En outre, il y aurait encore lieu de constater que la demanderesse n'aurait jamais eu l'intention de donner ces deux nouvelles maisons en location, ce qui se dégagerait de la mise en vente des maisons sur le site d'une agence immobilière, ainsi que des panneaux qui se seraient trouvés sur le chantier. Même la recherche d’un locataire aurait fait défaut, de sorte qu'il devrait en être conclu qu'il ne pourrait pas s'agir d'une simple gestion du patrimoine privé. D'ailleurs, d’après le délégué du gouvernement, les explications de la demanderesse quant à sa recherche d’un locataire seraient contredites par les circonstances de l'espèce. Cette interprétation des faits serait d'ailleurs encore confortée par le fait que la demanderesse ne se serait pas trouvée en possession d'autres immeubles susceptibles d'être donnés en location, ni avant ni après l'opération litigieuse, la finalité de la démolition de l’ancienne maison et de la construction des immeubles litigieux dans un délai de moins de cinq ans, étant de procurer ainsi un gain considérable en argent à ses propriétaires, tout en relevant par ailleurs que la forme juridique, à savoir celle de la société civile immobilière, ne serait pas de nature à avoir une quelconque influence sur la nature fiscale de l’opération en cause. Par ailleurs, il y aurait lieu de se référer à l'acte de vente du 23 février 2007, par lequel la demanderesse a acquis l’immeuble initial, qui comporterait une clause suivant laquelle « la partie acquéreuse qui déclare vouloir acheter en vue de la revente conformément à l'article 17 de la loi du 17 août 1935 », cette clause étant partant de nature à contredire « de manière flagrante » la déclaration de la demanderesse suivant laquelle elle aurait eu l'intention de mettre les deux maisons d'habitation en location.

Enfin, le délégué du gouvernement relève que les trois associés de la demanderesse travailleraient dans le domaine du bâtiment et qu'ils auraient fondé et géreraient des entreprises qui seraient actives en matière notamment de la construction immobilière, le représentant gouvernemental citant comme exemple la société à responsabilité limitée …, actuellement dénommée : … s.à r.l., et la société à responsabilité limitée … sàrl, en relevant que les trois associés de la société à responsabilité limitée … seraient les mêmes que ceux de la demanderesse, et que la société … aurait contribué à hauteur de … euros à la construction des maisons litigieuses. Il y aurait partant lieu de conclure de ces faits que ce serait la propre entreprise de construction appartenant aux trois associés de la demanderesse qui aurait effectué les travaux de construction des deux maisons jumelées, étant par ailleurs relevé par le délégué du gouvernement que les constructions litigieuses se trouveraient dans la même rue que celle où se trouverait le siège social de la société …. Il serait par ailleurs « clair » que la demanderesse aurait joué un rôle actif dans la conception et la planification du projet immobilier, consistant notamment en l'acquisition d'une vieille maison en état délabré, avec un projet ayant déjà existé au moment de l'acquisition, de la démolir et d'y faire construire deux maisons jumelées, de sorte à pouvoir ainsi procéder à des reventes très profitables, ainsi que dans l'organisation et la coordination des travaux de construction concernant les maisons jumelées. Elle aurait ainsi accompli les démarches administratives nécessaires en vue de pouvoir procéder à la démolition de l’ancienne maison, ainsi qu’à la construction de deux nouvelles maisons au même endroit.

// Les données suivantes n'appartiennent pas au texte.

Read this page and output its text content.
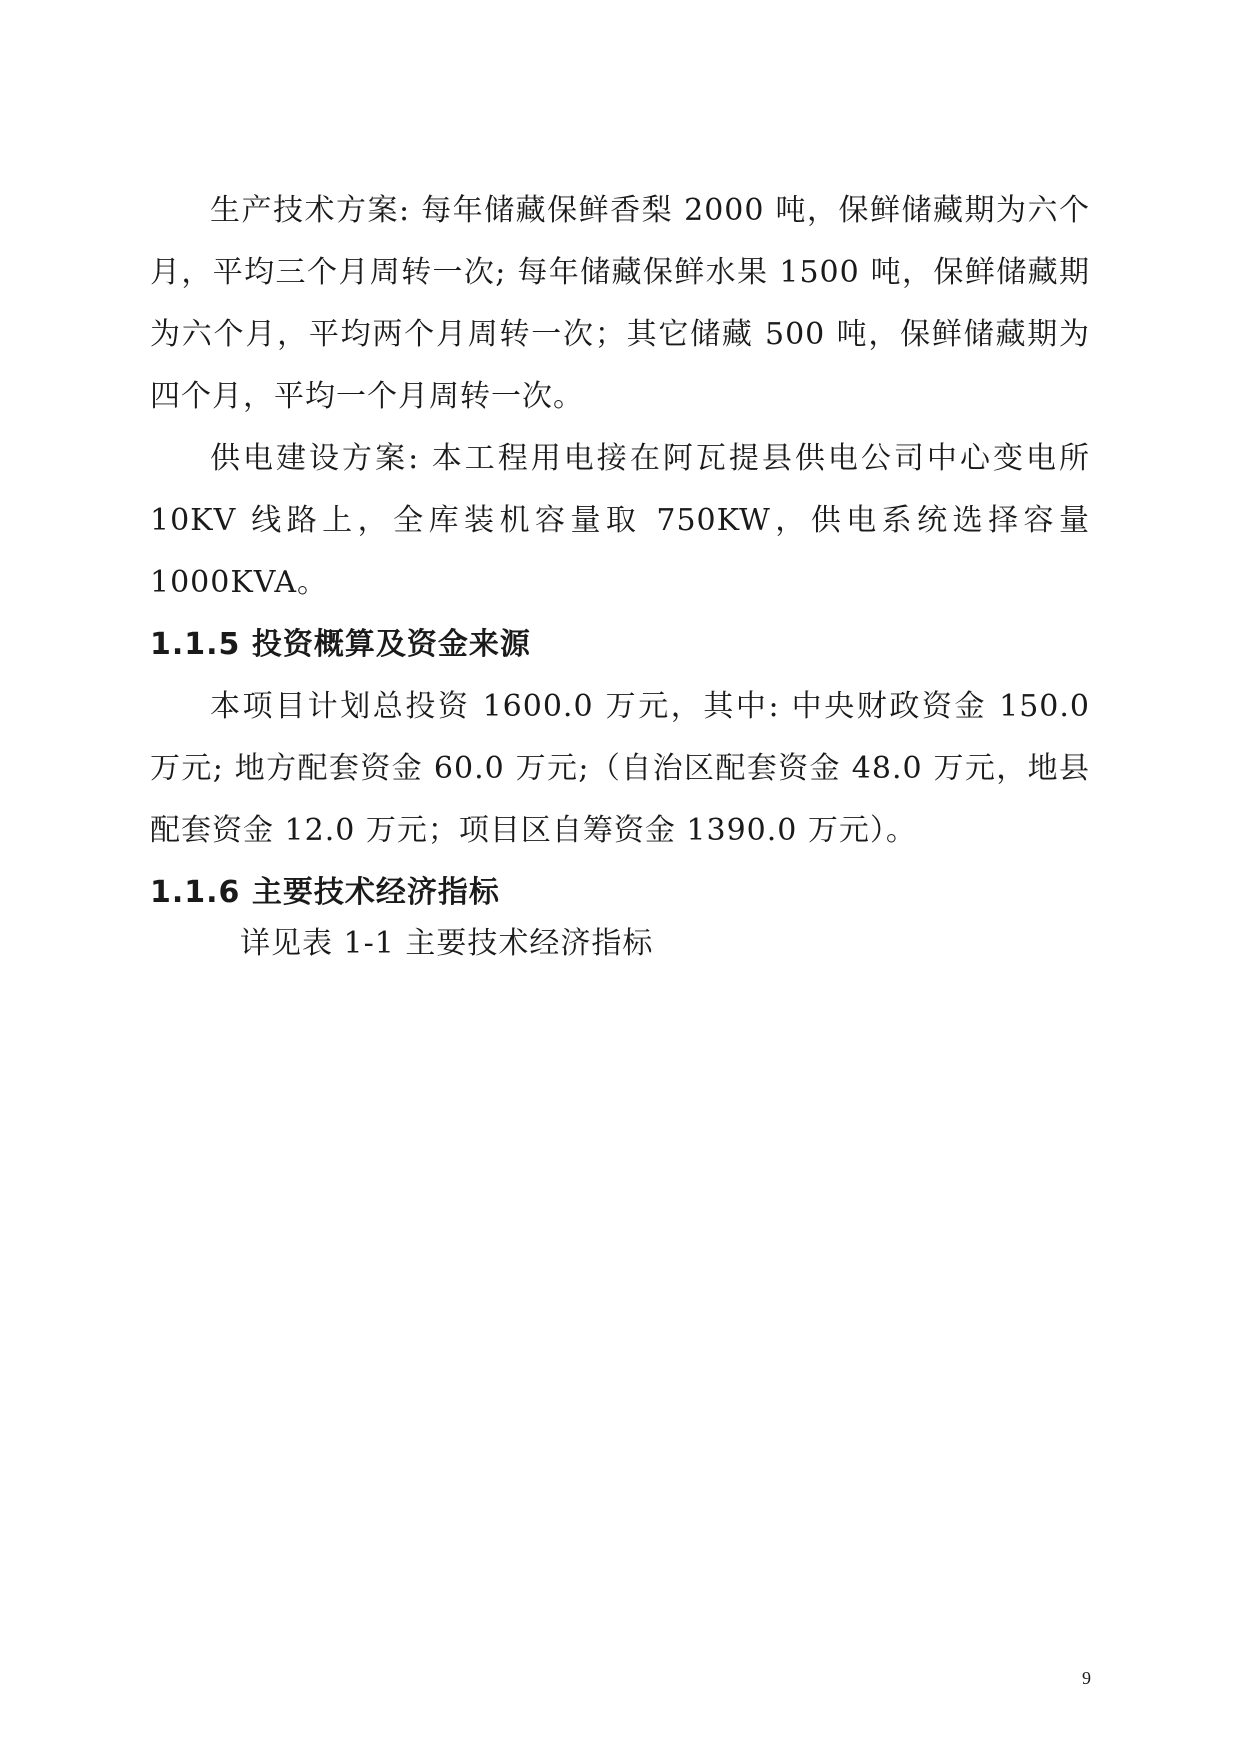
生产技术方案: 每年储藏保鲜香梨 2000 吨，保鲜储藏期为六个月，平均三个月周转一次; 每年储藏保鲜水果 1500 吨，保鲜储藏期为六个月，平均两个月周转一次；其它储藏 500 吨，保鲜储藏期为四个月，平均一个月周转一次。

供电建设方案: 本工程用电接在阿瓦提县供电公司中心变电所 10KV 线路上，全库装机容量取 750KW，供电系统选择容量 1000KVA。

1.1.5 投资概算及资金来源

本项目计划总投资 1600.0 万元，其中: 中央财政资金 150.0 万元; 地方配套资金 60.0 万元;（自治区配套资金 48.0 万元，地县配套资金 12.0 万元；项目区自筹资金 1390.0 万元）。

1.1.6 主要技术经济指标

详见表 1-1 主要技术经济指标

9
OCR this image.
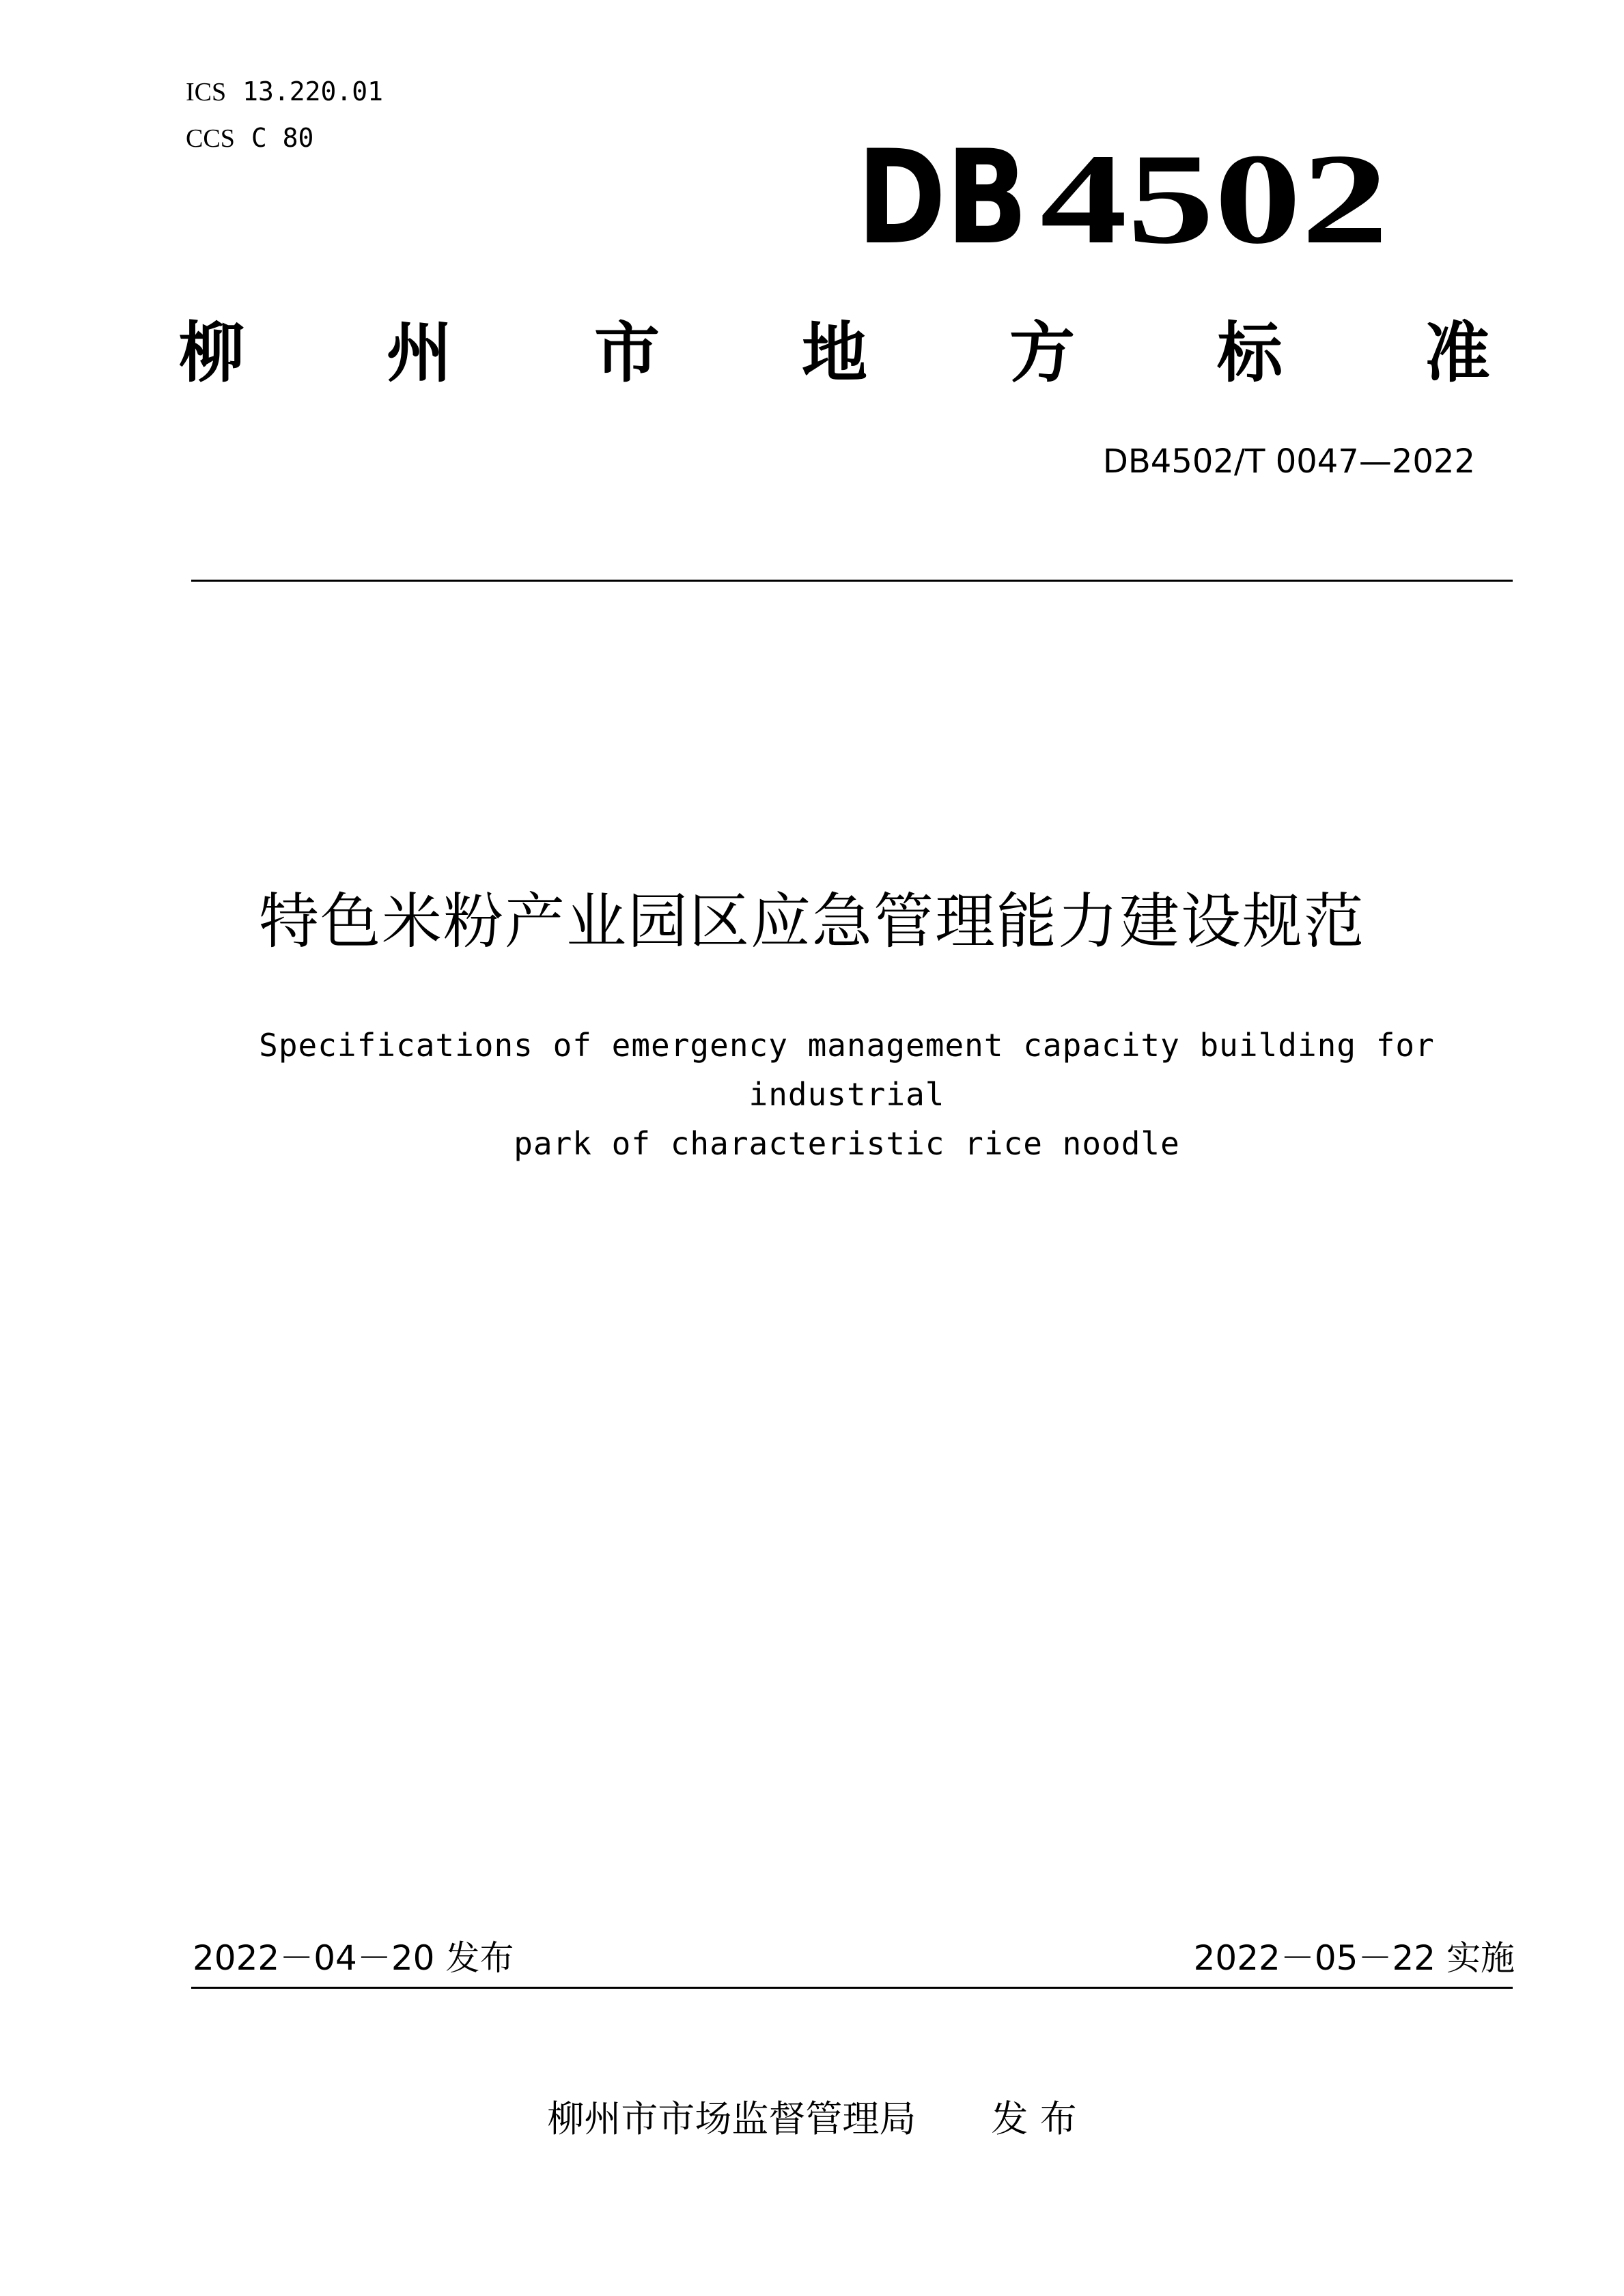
ICS 13.220.01
CCS C 80	DB 4502
柳 州 市 地 方 标 准
DB4502/T 0047—2022
特色米粉产业园区应急管理能力建设规范
Specifications of emergency management capacity building for industrial
park of characteristic rice noodle
2022－04－20 发布	2022－05－22 实施
柳州市市场监督管理局 发 布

En ce qui concerne la participation de la demanderesse à la vie économique générale, le délégué du gouvernement estime que le comportement de la demanderesse correspondrait à celui d'un entrepreneur de promotion et/ou de construction immobilière, de sorte que ce critère serait également rempli en l'espèce, d'autant plus qu'il ressortirait des pièces du dossier fiscal que la demanderesse aurait eu recours à une agence immobilière pour mettre en vente les deux maisons jumelées et que cette mise en vente aurait déjà été effectuée « dès la construction ».

Ainsi, il y aurait lieu de constater sur base de ce fait que la demanderesse aurait eu l'intention d'entrer en contact « avec un nombre indéterminé de personnes », de sorte à ce que sa participation à la vie économique générale, par le biais d'un agent immobilier, ne ferait pas de doute.

Enfin, le délégué du gouvernement estime que les critères du but de lucre et de l'indépendance seraient également remplis en cause, de sorte que ce serait à bon droit que le bureau d'imposition aurait requalifié les revenus déclarés au titre des années 2009 et 2010 en bénéfice commercial.

Dans son mémoire en réplique, la demanderesse soutient que le critère de la permanence, constituant l'un des quatre critères qui devraient être cumulativement réunis afin qu’une activité puisse être considérée comme une entreprise commerciale au sens du droit fiscal, ne serait pas vérifié, du fait qu'il se serait agi d'une seule opération consistant à démolir une maison d'habitation ancienne et à ériger à sa place un immeuble se composant de deux maisons jumelées mises en vente par la suite. Elle se réfère encore à l'article 1er de ses statuts suivant lequel « son activité se limite à la seule gestion de patrimoine à l'exclusion de toute activité commerciale ». Il ne saurait partant être question d'une participation à la vie économique générale. Par ailleurs, le fait de s’être adressée à une agence immobilière afin de l'assister dans la vente des maisons jumelées n'aurait rien d'extraordinaire, alors que de simples particuliers souhaitant procéder à la vente de leur maison d'habitation se comporteraient de la même manière. Enfin, elle insiste sur l’envergure « relativement peu importante » de l’opération, de sorte à ce qu'elle ne serait pas incompatible avec une activité de gestion d’un patrimoine privé.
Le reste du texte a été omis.